Following a significant fall in demand, the Heart Foundation will close its telephone Helpline service from next Friday, October 22.
The Heart Foundation Helpline has provided heart health information and cardiac support to Australians for more than 20 years.
Significant changes in the nation’s health system and the rise of telehealth, as well as the establishment of 24/7 government-based Health-direct and Nurse-on-call and private health fund helplines, have reduced the demand for the service.
The availability of increased telehealth services during the COVID-19 pandemic, in particular, has significantly contributed to the reduction of calls to the Heart Foundation Helpline service, the foundation says.
In the 13 months to April 2021, more than 70 million telehealth consultations took place under the Medicare Benefits Scheme, with most general practitioners participating in this modality of care.

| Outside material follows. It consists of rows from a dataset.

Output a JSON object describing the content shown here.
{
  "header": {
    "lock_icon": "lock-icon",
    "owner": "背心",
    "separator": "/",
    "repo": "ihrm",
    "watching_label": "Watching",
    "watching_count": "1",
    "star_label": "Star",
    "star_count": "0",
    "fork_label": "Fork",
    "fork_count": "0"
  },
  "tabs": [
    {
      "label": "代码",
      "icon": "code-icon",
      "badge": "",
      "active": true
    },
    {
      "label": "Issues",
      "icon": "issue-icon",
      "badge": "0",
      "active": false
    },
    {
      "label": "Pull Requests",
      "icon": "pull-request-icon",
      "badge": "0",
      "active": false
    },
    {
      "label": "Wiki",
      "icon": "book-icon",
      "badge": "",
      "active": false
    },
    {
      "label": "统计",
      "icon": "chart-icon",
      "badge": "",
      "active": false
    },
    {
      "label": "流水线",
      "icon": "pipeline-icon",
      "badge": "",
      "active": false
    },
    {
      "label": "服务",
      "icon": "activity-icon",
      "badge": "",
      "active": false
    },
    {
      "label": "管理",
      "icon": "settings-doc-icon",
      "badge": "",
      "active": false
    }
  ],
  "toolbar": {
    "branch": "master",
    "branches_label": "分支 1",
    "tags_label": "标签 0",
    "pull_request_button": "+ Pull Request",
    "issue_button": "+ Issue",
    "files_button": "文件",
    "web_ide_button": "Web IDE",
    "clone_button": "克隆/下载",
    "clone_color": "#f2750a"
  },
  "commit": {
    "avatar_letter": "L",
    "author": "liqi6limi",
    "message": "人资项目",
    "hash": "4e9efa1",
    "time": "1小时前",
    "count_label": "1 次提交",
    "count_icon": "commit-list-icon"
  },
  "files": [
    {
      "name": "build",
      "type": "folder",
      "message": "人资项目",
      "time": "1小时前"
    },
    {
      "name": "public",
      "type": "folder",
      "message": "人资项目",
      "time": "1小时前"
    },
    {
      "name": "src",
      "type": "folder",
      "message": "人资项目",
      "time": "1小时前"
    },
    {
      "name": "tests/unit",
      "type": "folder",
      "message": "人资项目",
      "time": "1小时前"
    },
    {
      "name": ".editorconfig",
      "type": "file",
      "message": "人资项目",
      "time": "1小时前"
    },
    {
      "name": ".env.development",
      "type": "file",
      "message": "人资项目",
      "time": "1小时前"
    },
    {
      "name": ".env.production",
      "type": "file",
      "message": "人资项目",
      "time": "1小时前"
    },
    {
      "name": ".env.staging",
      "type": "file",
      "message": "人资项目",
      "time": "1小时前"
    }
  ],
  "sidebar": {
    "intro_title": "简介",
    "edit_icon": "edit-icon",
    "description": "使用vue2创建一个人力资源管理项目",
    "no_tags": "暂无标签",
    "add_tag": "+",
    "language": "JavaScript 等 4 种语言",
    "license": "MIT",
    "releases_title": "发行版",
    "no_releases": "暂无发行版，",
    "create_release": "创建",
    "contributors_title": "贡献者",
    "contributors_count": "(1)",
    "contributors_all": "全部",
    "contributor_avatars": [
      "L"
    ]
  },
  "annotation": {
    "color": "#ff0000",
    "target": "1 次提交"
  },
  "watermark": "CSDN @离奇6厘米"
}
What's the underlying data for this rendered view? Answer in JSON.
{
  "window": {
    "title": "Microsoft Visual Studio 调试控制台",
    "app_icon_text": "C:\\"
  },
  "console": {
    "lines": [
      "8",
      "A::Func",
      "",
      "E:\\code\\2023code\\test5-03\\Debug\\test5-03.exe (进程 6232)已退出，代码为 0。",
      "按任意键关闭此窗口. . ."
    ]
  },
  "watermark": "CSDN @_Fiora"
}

Heart Foundation interim Group CEO, Professor Garry Jennings, said the Heart Foundation had blazed the trail for telehealth, establishing the helpline at a time when few such services were available, particularly in remote and regional settings.
“We are proud of what we have achieved with a small but dedicated team of professionals who have answered hundreds of thousands of calls over the past 20 years, providing practical advice and emotional support to Australians with heart disease,” Jennings said.
“We sincerely thank our helpline staff for the kindness, commitment and expertise they have offered directly to our community.”
Helpline callers will now be referred to alternative medical services including Health-direct, Nurse-on-call and their doctor for immediate support.
A great deal of information is also available at the Heart Foundation website.